Altro aspetto ben curato e correttamente inserito è la crescita della falegnameria che aumenta la possibilità di manipolare efficacemente i dadi.
Elementi imprescindibili:
la scelta degli ordini, principale fonte di punti, da opzionare quando davvero possibile eseguirli e il
tracciato reputazione, molto redditizio a fine partita.
Altro aspetto pregevole del gioco è il meccanismo della selezione delle azioni
mediante l’utilizzo della rondella.
Sebbene non particolarmente penalizzante e anzi spesso fonte d’inaspettati bonus, la rondella delle azioni può diventare un’arma strategica importante perché è possibile bloccare le azioni agli altri giocatori.
Alla seconda partita, ho rivalutato l’incidenza sul gioco degli
aiutanti; queste carte devono essere scelte con cura e utilizzate in modo da farle funzionare in modo combinato; occorre, inoltre, scegliere un misto tra quelle che danno immediati vantaggi e quelle che attribuiscono un potere permanente. Rimangono, comunque, uno degli elementi meno determinanti del gioco, giacché chi ha vinto entrambe le partite non li ha collezionati in gran numero.
Il mini gioco degli attrezzi è incontrollabile e occasionale; non mi sembra che possa essere inserito in una strategia specifica, anche se può dare dei vantaggi istantanei.
Giudizio decisamente positivo per il gioco che si è confermato e, anzi, ha accresciuto la sua piacevolezza nella seconda partita.
La maggiore consapevolezza delle regole mi ha, infatti, permesso di implementare una strategia in modo compiuto, cercando di non ricorrere agli errori della prima partita.

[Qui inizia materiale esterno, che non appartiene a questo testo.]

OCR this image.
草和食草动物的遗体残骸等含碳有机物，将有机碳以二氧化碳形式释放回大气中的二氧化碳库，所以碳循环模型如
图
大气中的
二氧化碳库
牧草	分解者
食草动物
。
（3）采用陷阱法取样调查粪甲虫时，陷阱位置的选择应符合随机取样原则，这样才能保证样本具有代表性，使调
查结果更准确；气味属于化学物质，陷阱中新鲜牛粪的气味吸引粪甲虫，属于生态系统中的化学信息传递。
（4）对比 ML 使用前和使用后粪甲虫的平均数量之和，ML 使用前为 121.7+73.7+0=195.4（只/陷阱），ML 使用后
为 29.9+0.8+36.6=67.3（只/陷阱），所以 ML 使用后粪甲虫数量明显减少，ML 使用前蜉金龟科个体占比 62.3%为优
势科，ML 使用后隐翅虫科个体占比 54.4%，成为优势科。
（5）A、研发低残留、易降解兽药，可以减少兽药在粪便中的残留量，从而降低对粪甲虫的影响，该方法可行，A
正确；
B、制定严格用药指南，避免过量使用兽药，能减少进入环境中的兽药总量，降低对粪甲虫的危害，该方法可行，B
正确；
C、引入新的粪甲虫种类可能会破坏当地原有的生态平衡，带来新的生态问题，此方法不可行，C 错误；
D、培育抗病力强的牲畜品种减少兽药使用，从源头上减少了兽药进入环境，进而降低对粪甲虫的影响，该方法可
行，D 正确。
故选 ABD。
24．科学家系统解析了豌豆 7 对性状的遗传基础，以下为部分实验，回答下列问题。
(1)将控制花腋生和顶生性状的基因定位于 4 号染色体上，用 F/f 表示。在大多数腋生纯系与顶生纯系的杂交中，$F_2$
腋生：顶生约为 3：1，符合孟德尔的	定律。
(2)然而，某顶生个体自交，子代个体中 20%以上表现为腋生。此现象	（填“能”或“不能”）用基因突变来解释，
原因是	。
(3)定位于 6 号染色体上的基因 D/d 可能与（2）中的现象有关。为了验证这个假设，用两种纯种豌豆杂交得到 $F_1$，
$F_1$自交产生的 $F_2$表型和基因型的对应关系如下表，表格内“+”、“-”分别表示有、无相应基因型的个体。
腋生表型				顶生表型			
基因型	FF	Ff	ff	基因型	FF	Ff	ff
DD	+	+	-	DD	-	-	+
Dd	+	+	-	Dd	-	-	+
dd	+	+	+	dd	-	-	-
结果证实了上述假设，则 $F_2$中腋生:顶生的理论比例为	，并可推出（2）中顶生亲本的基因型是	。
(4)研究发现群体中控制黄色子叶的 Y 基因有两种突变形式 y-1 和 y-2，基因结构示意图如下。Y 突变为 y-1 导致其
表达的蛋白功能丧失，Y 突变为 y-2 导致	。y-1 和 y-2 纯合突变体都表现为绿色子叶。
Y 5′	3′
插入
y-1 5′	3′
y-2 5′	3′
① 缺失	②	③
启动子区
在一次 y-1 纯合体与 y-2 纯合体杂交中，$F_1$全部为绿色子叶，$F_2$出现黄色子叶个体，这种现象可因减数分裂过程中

Si tratta, indubbiamente, di uno dei migliori gestionali di dadi che abbia mai provato (l
a sua meccanica di manipolazioni, ribadisco, mi ha catturato appieno), che richiede, certamente, diverse partite per essere pienamente apprezzato ma che lascia la voglia, a ogni partita, di rigiocare per approfondire ulteriori aspetti.
Promosso a pieni voti.
Arriviamo, infine, alla classifica di gradimento tra i pesi massimi:
- il
primo posto è stato combattutissimo ma, alla fine, io continuo a preferire, tra tutti i titoli provati di questa categoria,
Findorff, per la
maggiore semplicità e accessibilità che non incide affatto sulla ottima profondità del gioco;
- il
secondo posto lo prende
Woodcraft, con la sua
meravigliosa meccanica di manipolazione di dadi;
- il terzo posto va a
Tiletum, gioco che
dà molta soddisfazione ma non appare particolarmente originale;
- il
quarto e
ultimo posto va, infine, a
Stationfall, un’idea originale ma dannatamente complicata e poco coinvolgente;
regole, regolette, tanti personaggi, tanti modi di fare punti e azioni; troppo, troppo.